From Globe, we headed north again via U.S. 60 to the Salt River Canyon, the Apache reservation and Show Low, a mountain resort town with lots of motels, an odd name (a poker term) and no appeal. The landscape is relatively flat at first, until with little warning you find yourself at the brink of the deep canyon of the Salt River, which divides the Fort Apache and San Carlos Indian reservations. The guidebooks call it Arizona's "mini-Grand Canyon," and it is impressive. But you can drive to the bottom of this canyon.
From above, the river 2,000 feet below is no more than a reddish-colored thread twisting through steep cliffs dusted in shades of orange and brown. The road skitters down one side of the canyon and back up the other, and you can see much of its pathway before you even point your car downhill. You descend in five miles of swooping switchbacks and climb back out again in five more miles of cliff-side curves.

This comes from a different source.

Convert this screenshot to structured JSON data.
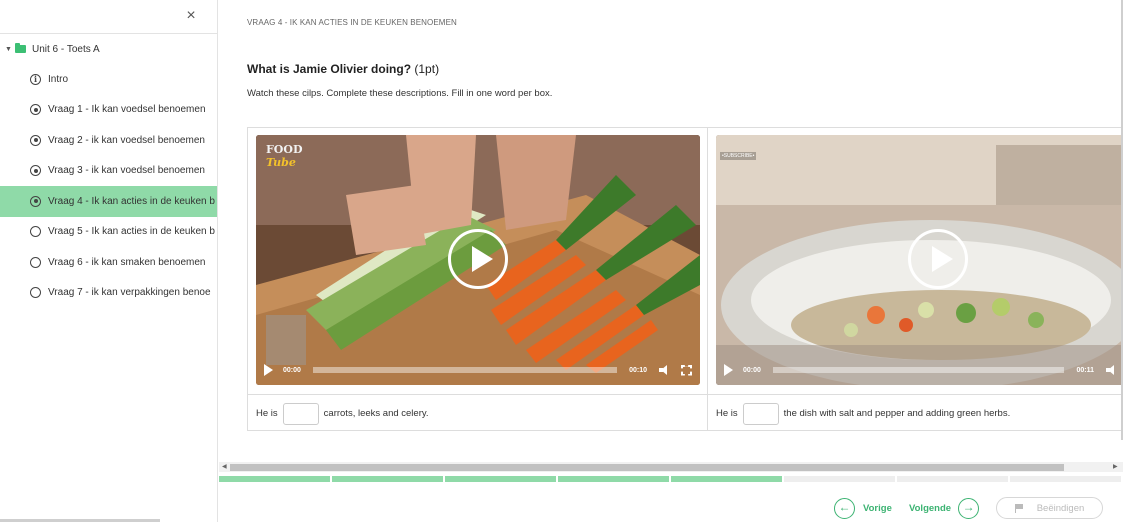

To reach Fort Apache, we detoured east over Highway 73, a narrow paved lane that rises and dips through expansive open grasslands that I found a relief after two days of hard mountain driving. Established in 1870, Fort Apache was a major cavalry post in the fight against Geronimo. It in no way resembles the barricaded forts of early American history. Rather, it looks like the school campus it became in 1924.
The main attraction is the tribal museum, at least according to the guidebooks. Unfortunately, it was closed for the festival and parade three miles down the road in Whiteriver. A small town with a busy shopping center, Whiteriver is the hub of the 1.5-million-acre reservation, reputed to be one of the most popular outdoor recreational areas in the state. The tribe profits from fishing, hunting and camping permits. We had time only for a huge Apache taco at Hon-Dah, the tribe's restaurant and motel at the northern gateway to the reservation.

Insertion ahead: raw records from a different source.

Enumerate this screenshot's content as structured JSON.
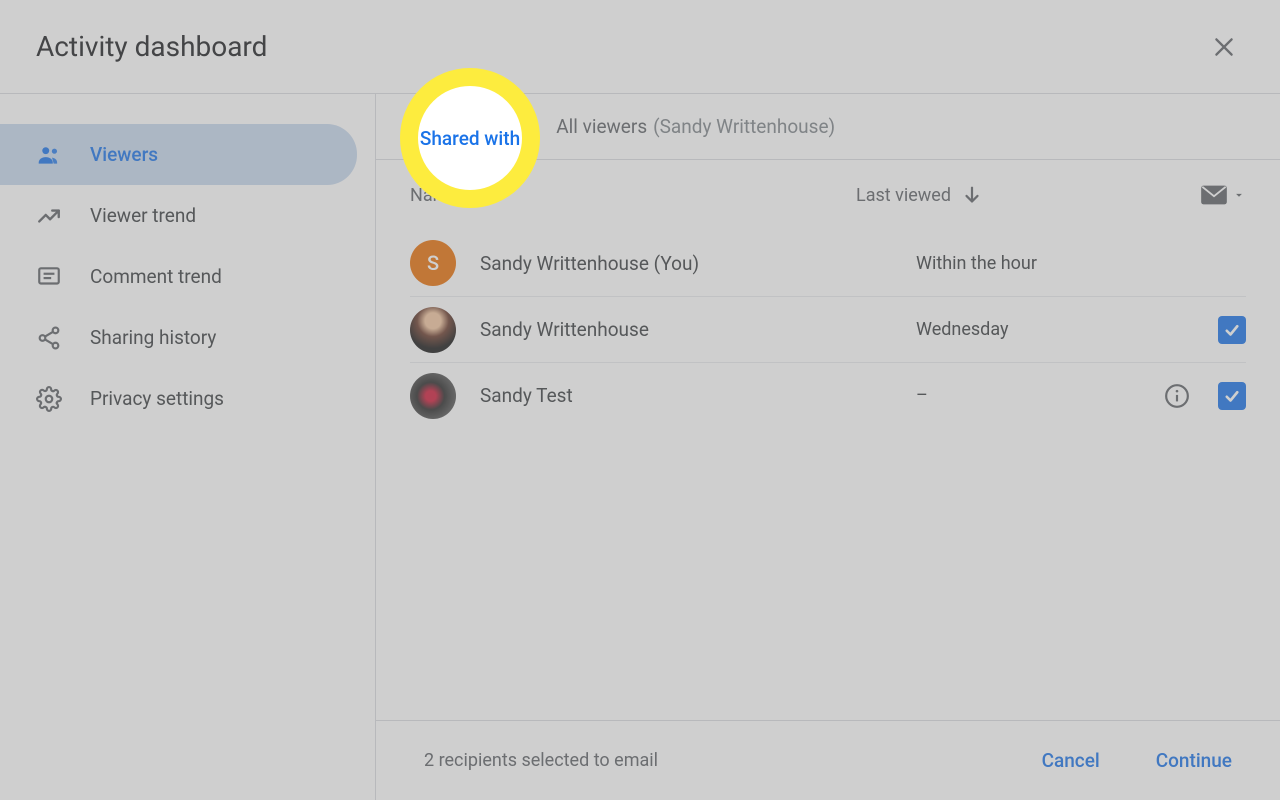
{
  "header": {
    "title": "Activity dashboard"
  },
  "sidebar": {
    "items": [
      {
        "label": "Viewers"
      },
      {
        "label": "Viewer trend"
      },
      {
        "label": "Comment trend"
      },
      {
        "label": "Sharing history"
      },
      {
        "label": "Privacy settings"
      }
    ]
  },
  "tabs": {
    "shared_with": "Shared with",
    "all_viewers": "All viewers",
    "all_viewers_sub": "(Sandy Writtenhouse)"
  },
  "table": {
    "col_name": "Name",
    "col_last_viewed": "Last viewed",
    "rows": [
      {
        "name": "Sandy Writtenhouse (You)",
        "last_viewed": "Within the hour",
        "avatar_letter": "S"
      },
      {
        "name": "Sandy Writtenhouse",
        "last_viewed": "Wednesday"
      },
      {
        "name": "Sandy Test",
        "last_viewed": "–"
      }
    ]
  },
  "footer": {
    "status": "2 recipients selected to email",
    "cancel": "Cancel",
    "continue": "Continue"
  }
}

One more thrill awaited as we retraced our path through Payson to Phoenix. At the outset of the trip, we had sped past the sign pointing to Tonto Natural Bridge, a commercial attraction just north of Payson. But we had become so steeped in Tonto legends and lore we decided we shouldn't miss it.
The limestone bridge, soaring 183 feet above a stream-washed canyon, is a geological curiosity well worth seeing. And you can stretch your legs scrambling into canyon. But I found the road getting to the bridge much more interesting -- a narrow gravel path that treated us to one more long and harrowing descent. In the jumbled landscape of Arizona's High Country, I should have expected it. The views are unendingly gorgeous, but you work for them.
WAYS & MEANS
GETTING THERE: Phoenix was the gateway to our High Country drive in Arizona. Almost all the major airlines have flights from Washington to Phoenix. USAir currently is quoting a round-trip fare of $393, based on a 14-day advance purchase. The ticket is nonrefundable.

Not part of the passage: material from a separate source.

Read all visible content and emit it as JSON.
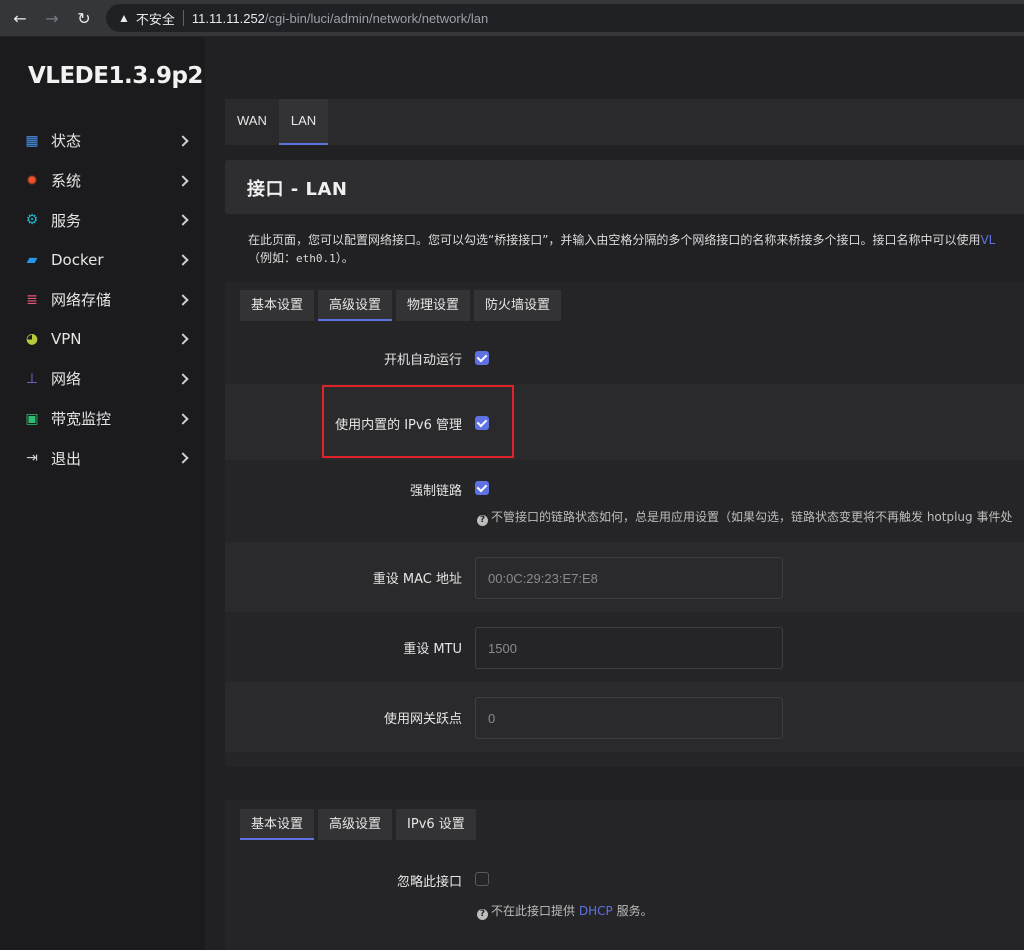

WHERE TO STAY: For convenience, we picked Best Western motels in Holbrook near the Petrified Forest National Park, in Globe just south of the Salt River Canyon and in Show Low to the north of the Fort Apache Indian Reservation. All three towns have a variety of motel accommodations. A room for two ranged from $53 to $58 a night.
In hindsight, I would refigure my itinerary to take in lodgings with more local character. Three places along the way that qualify are pine-shaded Kohl's Ranch Lodge outside Payson, 602-478-4211; the neat but very modest Hon-Dah Resort on the edge of the Fort Apache Indian Reservation, 602-369-4311; and the nicely appointed bed-and-breakfast inn at Tonto Natural Bridge, 602-476-3440.
INFORMATION: Arizona Office of Tourism, 1100 W. Washington, Phoenix, Ariz. 85007, 602-542-8687 (TOUR).
Insights into the Apache Wars are provided in "The Conquest of Apacheria" by Dan L. Thrapp, published in 1967 by the University of Oklahoma Press. The paperback edition of the book is available in bookstores in Show Low and Pinetop-Lakeside, just north of the Fort Apache reservation.